Popular belief is that artists are special people. They’re ascribed talent (connoting aura and creative mystique) rather than mere aptitude or skill. Some thrive in symbiosis with certain (often self-ordained) “gurus”, the interpreters, advisers and perpetuators of the right AH-RT, deemed “supernatural revelations”. An initiate middle class, aspiring, but insecure, eagerly buys into the notion of divine artistic disclosures, in reality custom-designated commodities, acquired at a price, enviably possessed and with time most profitably traded as relics. This elite accords itself both a developed IQ and EQ that entice esteem of what successful artists pursue above the indispensable expertise of the most accomplished surgeons, engineers, scientists and technicians.
Cynical? Perhaps. At least not disingenuous. Truth is, though, that artists probably expend less time creating than they do on branding, advertising, marketing and public relations (themselves and via their intermediaries). The blur between desirable art as having intrinsic mental and emotional value and as big business has become almost opaque. Gregoire’s correspondence, phone calls, procuring of materials, pricing, seeing prospective clients and dealers, giving input in publications like calendars, prints and books, signing and dating these, being interviewed, framing, preparing for exhibitions, etc., seemed never-ending. Practising art is as much a profession or job as it is an act of originating. In the process of what Gregoire called “this damn racket” the merits and demerits of “made” painters’ specific works, based on artistic criteria alone, become side-issues to the agendas of the “priestly mafia” that determines what of whom should be bought when, where and why. Several dealer friends express strategy as an “educational duty” embedded in enterprise because the public is ignorant and needs reassurance. (?) Few understood the “plot” behind it all better than Gregoire, or have been as outspoken.

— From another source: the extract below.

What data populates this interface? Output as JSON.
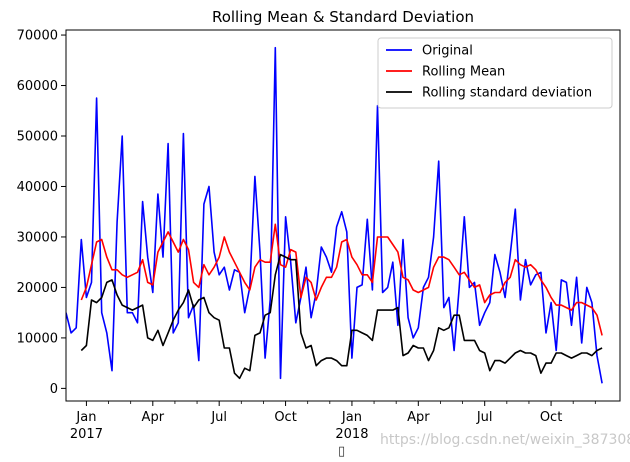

Artists, too, are no less subjected to daily humdrum than the rest of us: ablutions, meals, cleaning, shopping, settling accounts, entertaining, leisure, etc. As people some are extroverts; others introverts. Their dress code can be ostentatious or staid; their demeanour bombastic or selfeffacing; their company boring or entertaining; and their behaviour a little eccentric or quite (disappointingly?) “normal”. The public nonetheless tends to obsess about artists’ day-to-day routines, personalities, spiritual inclinations and especially endurance of personal ordeals.
Umpteen tomes have been written about Van Gogh’s bipolarity; Gaugin’s escape from the mundane to his Tahitian Eden; and about Picasso’s contempt of women, “undeniably” reflected in distorted portrayals of them. Psycho-analytical and biographical commentary, however fascinating, invariably deviates attention away from the quality of whoever’s works, which do have an existence of their own and must ultimately survive as entities independent of their creators. Unless circumspect about what artists declare of themselves and their objectives, their proclaimed intentions and states of mind assume greater significance with us than how well in specific depictions they apply their materials (whatever) and integrate what will remain the basic pictorial elements, viz. composition, space, line, colour, contrast and texture. Furthermore, viewing different artists’ creations with opinions and data received from others induces a predetermined affect on those frequently regarded behind their backs as the moneyed dupes too uncertain about their own reactions. What then of the “educational duty”?